Сейчас он в очередной раз меня раздражает, потому что считает, что мог бы сделать все лучше, чем я. Потому что это ни хера не так.
— Во-первых, клиника эта лучшая в Москве, можешь не сомневаться. Во-вторых, Яна не хотела перелетов на большом сроке. В-третьих, моему ребенку не пригодится американское гражданство.
Старик поджимает губы и хмыкает. К счастью, у него хватает ума промолчать.
На последней консультации врач, наблюдающий Яну, сказала, что при отсутствии осложнений операция продлится около сорока минут, еще часа два потребуется, чтобы отойти от анестезии, после чего мне можно будет увидеть жену и ребенка. Прошло полтора часа, и хотя в коридоре прохладно, рубашка плотно липнет к спине.
— Ленку тоже кесарили с Янкой — крупной родилась: четыре триста, — вздыхает Семен. — Куда только сейчас все делось.
Я молчу, потому что на треп нет сил. Все же стоило присутствовать на операции? Может, тогда бы я вновь не чувствовал себя беспомощным наблюдателем. Вокруг меня выстроилась батарея из пустых стаканов кофе, и я впервые в жизни жалею, что никогда не курил. Было бы чем себя отвлечь.
— Андрей Вячеславович? — звонкий женский голос заставляет меня оторвать взгляд от пола. — Можете пройти в палату. У вас родилась дочь.

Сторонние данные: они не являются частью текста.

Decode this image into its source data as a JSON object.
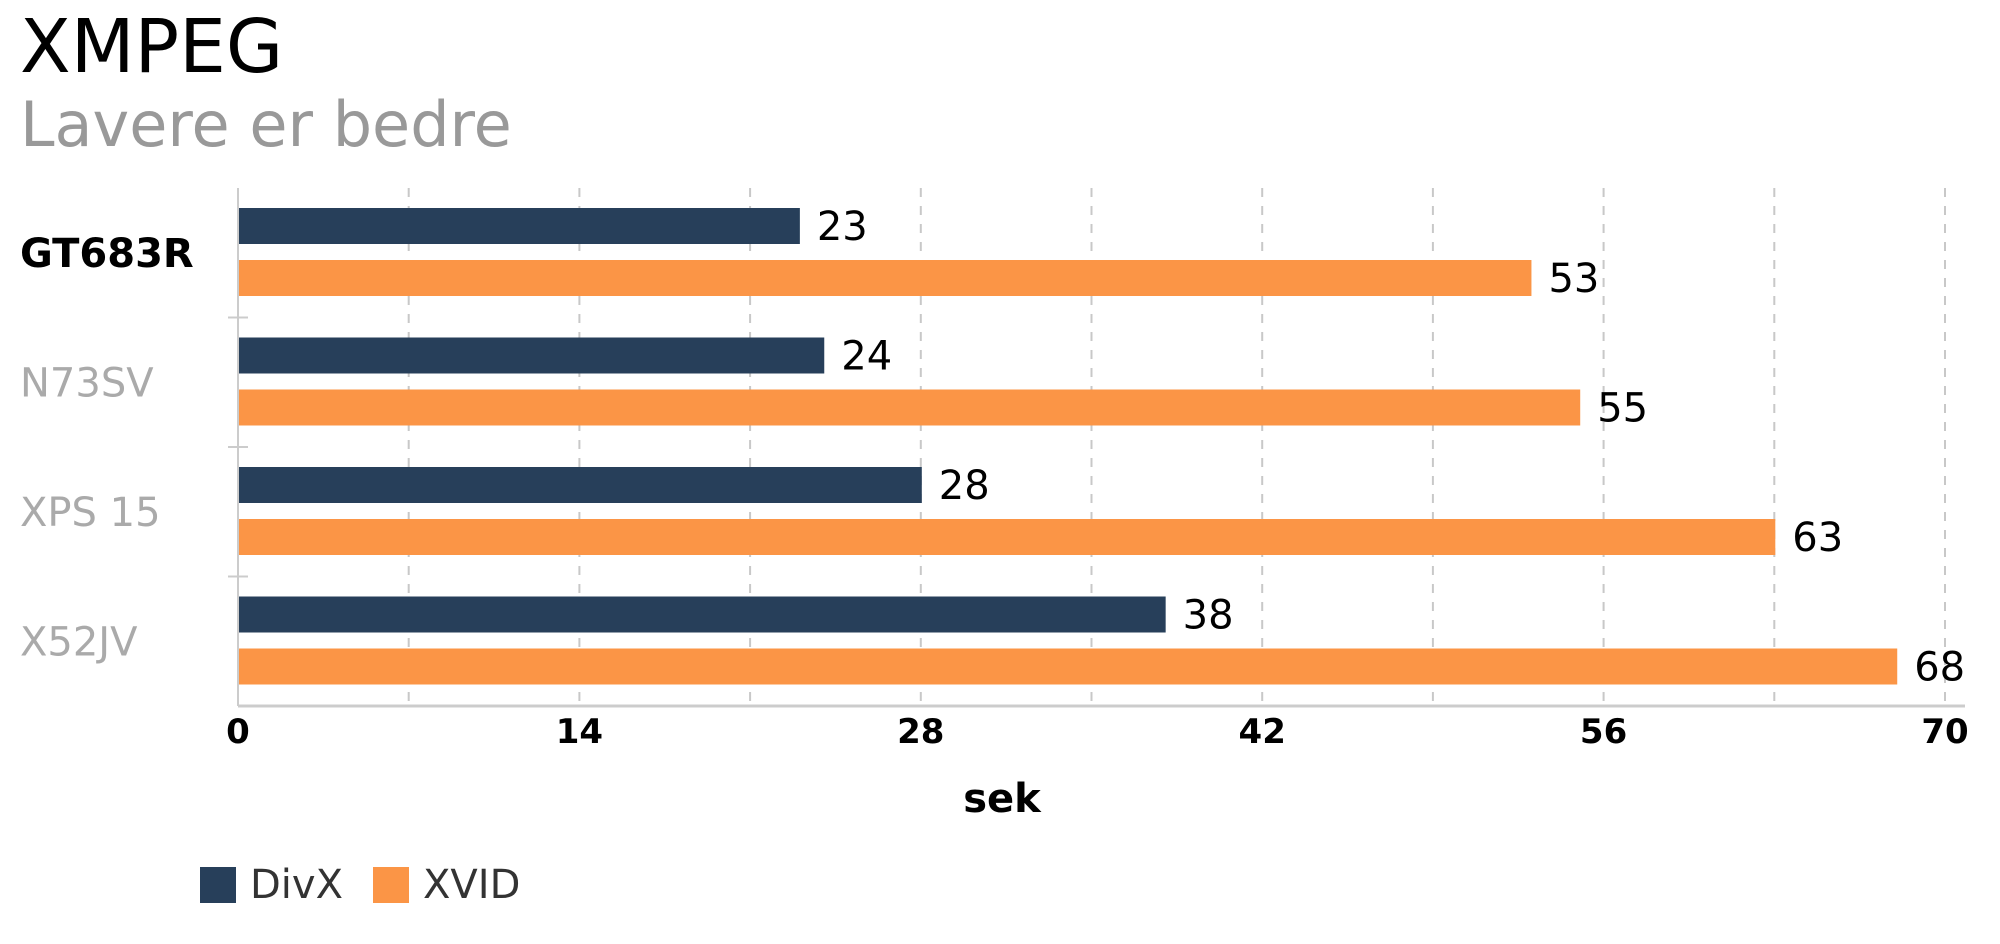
{
  "chart_data": {
    "type": "bar",
    "orientation": "horizontal",
    "title": "XMPEG",
    "subtitle": "Lavere er bedre",
    "xlabel": "sek",
    "ylabel": "",
    "xlim": [
      0,
      70
    ],
    "ticks": [
      "0",
      "14",
      "28",
      "42",
      "56",
      "70"
    ],
    "tick_values": [
      0,
      14,
      28,
      42,
      56,
      70
    ],
    "grid": true,
    "legend_position": "bottom-left",
    "categories": [
      "GT683R",
      "N73SV",
      "XPS 15",
      "X52JV"
    ],
    "highlighted_category": "GT683R",
    "series": [
      {
        "name": "DivX",
        "color": "#273f5a",
        "values": [
          23,
          24,
          28,
          38
        ]
      },
      {
        "name": "XVID",
        "color": "#fb9546",
        "values": [
          53,
          55,
          63,
          68
        ]
      }
    ]
  },
  "colors": {
    "category_highlight": "#000000",
    "category_muted": "#aaaaaa",
    "grid": "#c8c8c8",
    "axis": "#cccccc"
  }
}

С кресел подскакиваем мы оба: я и Семен, но я, разумеется, быстрее. Волновался ли когда-нибудь я так? Точно нет.
Яна, лежащая на больничной кровати, на удивление, ни бледной, ни измученной не выглядит. Наоборот, улыбается, прижимая рукой к груди маленький белый сверток. Меня рвет на части, потому что я не знаю, на кого из них смотреть: на жену или мою новорожденную дочь.

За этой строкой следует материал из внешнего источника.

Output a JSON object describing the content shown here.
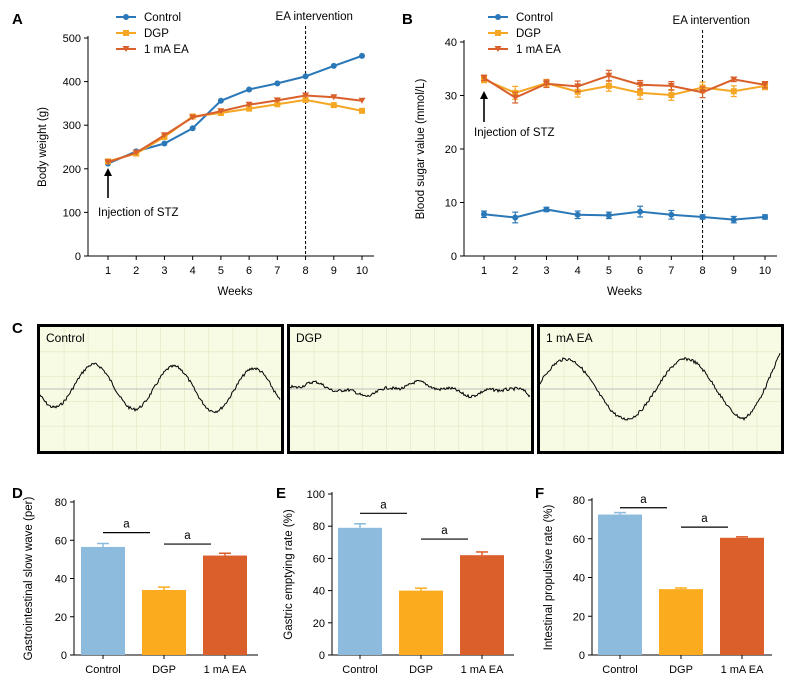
{
  "colors": {
    "control": "#2b78b8",
    "dgp": "#f5a623",
    "ea": "#d9602a",
    "bar_control": "#8dbbdd",
    "bar_dgp": "#fbac1e",
    "bar_ea": "#db5f2a",
    "trace_bg": "#f7fbe4",
    "trace_grid": "#e4ecc8"
  },
  "panels": {
    "A": {
      "letter": "A"
    },
    "B": {
      "letter": "B"
    },
    "C": {
      "letter": "C"
    },
    "D": {
      "letter": "D"
    },
    "E": {
      "letter": "E"
    },
    "F": {
      "letter": "F"
    }
  },
  "traces": {
    "labels": [
      "Control",
      "DGP",
      "1 mA EA"
    ]
  },
  "chart_data": [
    {
      "id": "A",
      "type": "line",
      "title": "",
      "xlabel": "Weeks",
      "ylabel": "Body weight (g)",
      "x": [
        1,
        2,
        3,
        4,
        5,
        6,
        7,
        8,
        9,
        10
      ],
      "ylim": [
        0,
        500
      ],
      "yticks": [
        0,
        100,
        200,
        300,
        400,
        500
      ],
      "series": [
        {
          "name": "Control",
          "marker": "circle",
          "values": [
            212,
            240,
            258,
            293,
            356,
            382,
            396,
            412,
            436,
            459
          ]
        },
        {
          "name": "DGP",
          "marker": "square",
          "values": [
            217,
            235,
            273,
            320,
            328,
            338,
            348,
            358,
            346,
            333
          ]
        },
        {
          "name": "1 mA EA",
          "marker": "triangle",
          "values": [
            215,
            237,
            277,
            318,
            332,
            347,
            357,
            368,
            364,
            356
          ]
        }
      ],
      "annotations": {
        "intervention": "EA intervention",
        "injection": "Injection of STZ",
        "intervention_week": 8,
        "injection_week": 1
      },
      "legend": "top-left"
    },
    {
      "id": "B",
      "type": "line",
      "title": "",
      "xlabel": "Weeks",
      "ylabel": "Blood sugar value (mmol/L)",
      "x": [
        1,
        2,
        3,
        4,
        5,
        6,
        7,
        8,
        9,
        10
      ],
      "ylim": [
        0,
        40
      ],
      "yticks": [
        0,
        10,
        20,
        30,
        40
      ],
      "series": [
        {
          "name": "Control",
          "marker": "circle",
          "values": [
            7.8,
            7.2,
            8.7,
            7.7,
            7.6,
            8.3,
            7.7,
            7.3,
            6.8,
            7.3
          ],
          "errors": [
            0.6,
            1.0,
            0.4,
            0.7,
            0.6,
            1.0,
            0.8,
            0.4,
            0.6,
            0.4
          ]
        },
        {
          "name": "DGP",
          "marker": "square",
          "values": [
            33.0,
            30.5,
            32.3,
            30.7,
            31.8,
            30.5,
            30.1,
            31.5,
            30.8,
            31.8
          ],
          "errors": [
            0.6,
            1.2,
            0.7,
            1.0,
            1.0,
            1.2,
            1.0,
            1.0,
            1.0,
            0.7
          ]
        },
        {
          "name": "1 mA EA",
          "marker": "triangle",
          "values": [
            33.3,
            29.6,
            32.2,
            31.7,
            33.7,
            32.0,
            31.8,
            30.6,
            33.0,
            32.0
          ],
          "errors": [
            0.5,
            1.0,
            0.7,
            1.0,
            1.0,
            0.8,
            0.8,
            1.0,
            0.4,
            0.6
          ]
        }
      ],
      "annotations": {
        "intervention": "EA intervention",
        "injection": "Injection of STZ",
        "intervention_week": 8,
        "injection_week": 1
      },
      "legend": "top-left"
    },
    {
      "id": "D",
      "type": "bar",
      "title": "",
      "xlabel": "",
      "ylabel": "Gastrointestinal slow wave (per)",
      "categories": [
        "Control",
        "DGP",
        "1 mA EA"
      ],
      "values": [
        56.5,
        34.0,
        52.0
      ],
      "errors": [
        1.8,
        1.5,
        1.2
      ],
      "ylim": [
        0,
        80
      ],
      "yticks": [
        0,
        20,
        40,
        60,
        80
      ],
      "significance": [
        {
          "from": 0,
          "to": 1,
          "label": "a",
          "y": 64
        },
        {
          "from": 1,
          "to": 2,
          "label": "a",
          "y": 58
        }
      ]
    },
    {
      "id": "E",
      "type": "bar",
      "title": "",
      "xlabel": "",
      "ylabel": "Gastric emptying rate (%)",
      "categories": [
        "Control",
        "DGP",
        "1 mA EA"
      ],
      "values": [
        79.0,
        40.0,
        62.0
      ],
      "errors": [
        2.5,
        1.5,
        2.0
      ],
      "ylim": [
        0,
        100
      ],
      "yticks": [
        0,
        20,
        40,
        60,
        80,
        100
      ],
      "significance": [
        {
          "from": 0,
          "to": 1,
          "label": "a",
          "y": 88
        },
        {
          "from": 1,
          "to": 2,
          "label": "a",
          "y": 72
        }
      ]
    },
    {
      "id": "F",
      "type": "bar",
      "title": "",
      "xlabel": "",
      "ylabel": "Intestinal propulsive rate (%)",
      "categories": [
        "Control",
        "DGP",
        "1 mA EA"
      ],
      "values": [
        72.5,
        34.0,
        60.5
      ],
      "errors": [
        1.0,
        0.6,
        0.5
      ],
      "ylim": [
        0,
        80
      ],
      "yticks": [
        0,
        20,
        40,
        60,
        80
      ],
      "significance": [
        {
          "from": 0,
          "to": 1,
          "label": "a",
          "y": 76
        },
        {
          "from": 1,
          "to": 2,
          "label": "a",
          "y": 66
        }
      ]
    }
  ]
}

— Ты как, Ян? — голос звучит хрипло, приходится откашляться. Глажу ее по голове, а глаза сами сползают на маленькое копошащееся тело.

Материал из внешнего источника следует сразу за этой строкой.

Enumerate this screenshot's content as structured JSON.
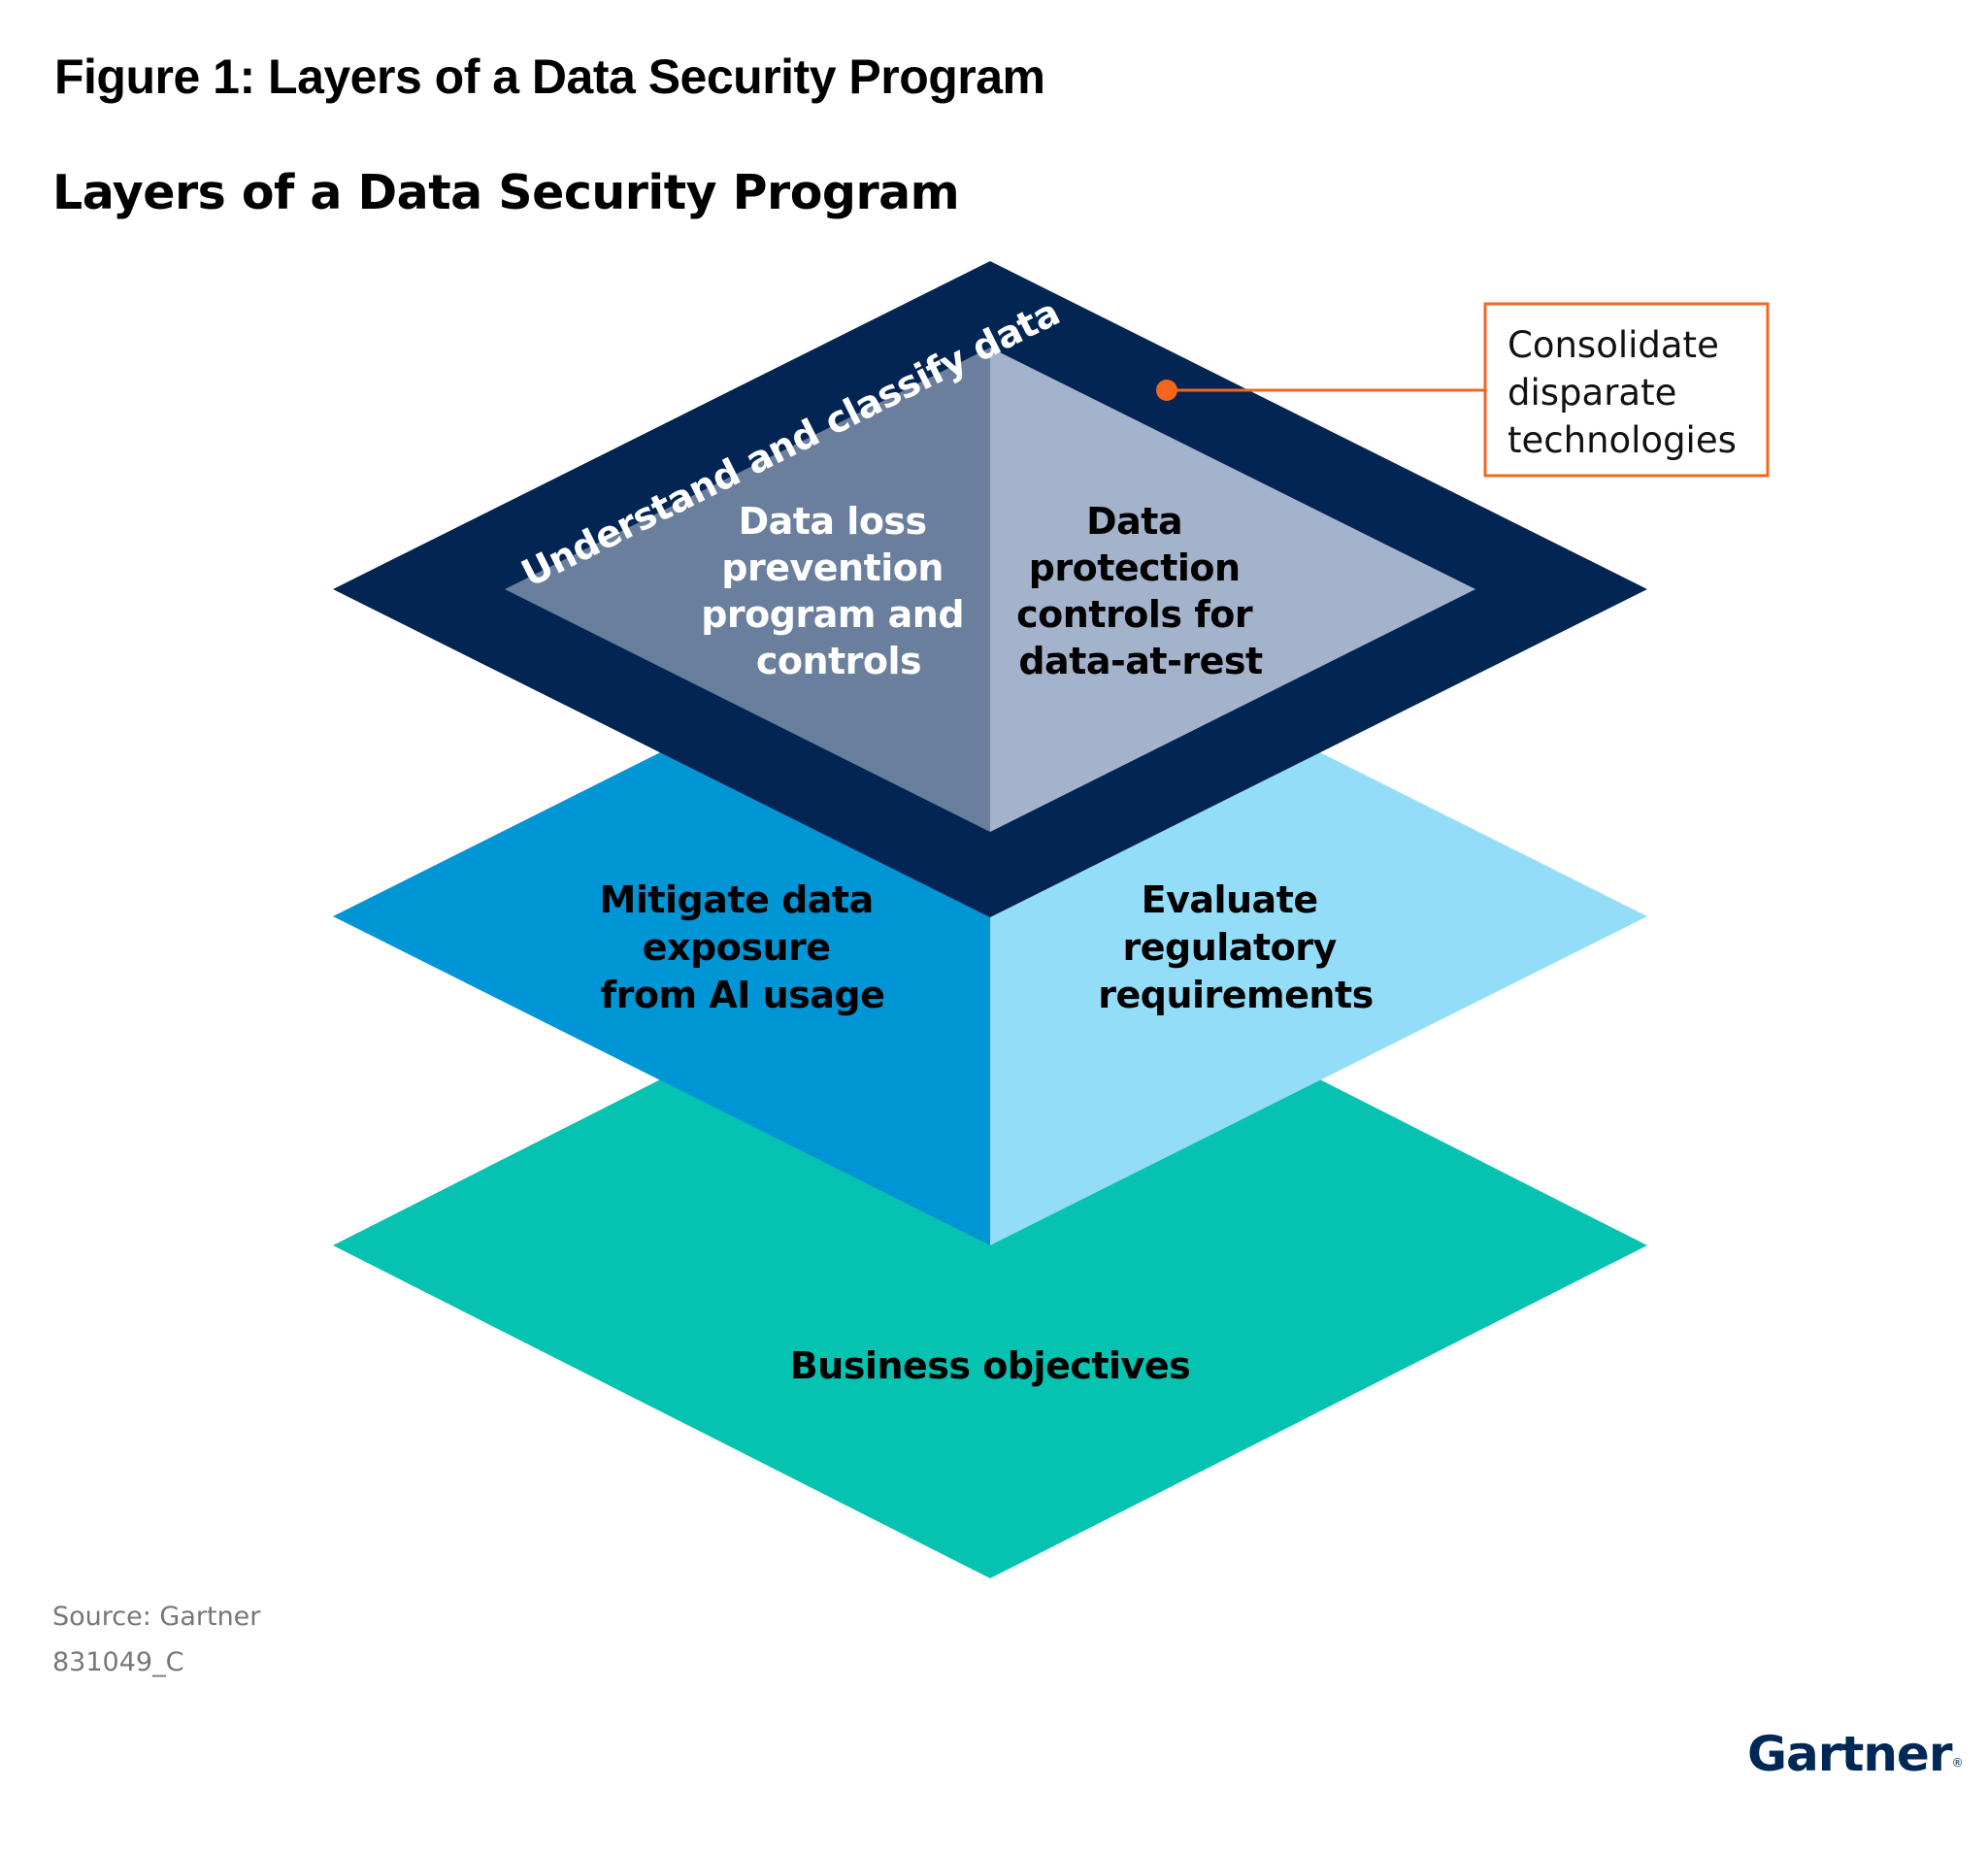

— Познакомишься с дочкой? — Яна все еще улыбается, но ее глаза подергиваются влажной дымкой. Если можно полюбить ее еще больше, то в этот момент я полюбил, потому что выглядит она необыкновенно.
К ней тут же подскакивает санитарка, снимает с груди ребенка и тянет его мне. Слышал как-то выражение: «сердце пропустило удар», так вот сейчас мое пропустило. Вдруг становится по-настоящему страшно: что, если не заберет меня, что, если не вытяну? А потом этот теплый комок попадает мне в руки, и все исчезает: клиника эта, Семен, пыхтящий сзади, санитарки. Фоном остается лишь улыбка Яны. Я смотрю в круглое красноватое лицо и снова чувствую это: как в левой половине груди пронзительно тянет и дышать становится сложно. Дочка моя. Моя кровь. Забрало.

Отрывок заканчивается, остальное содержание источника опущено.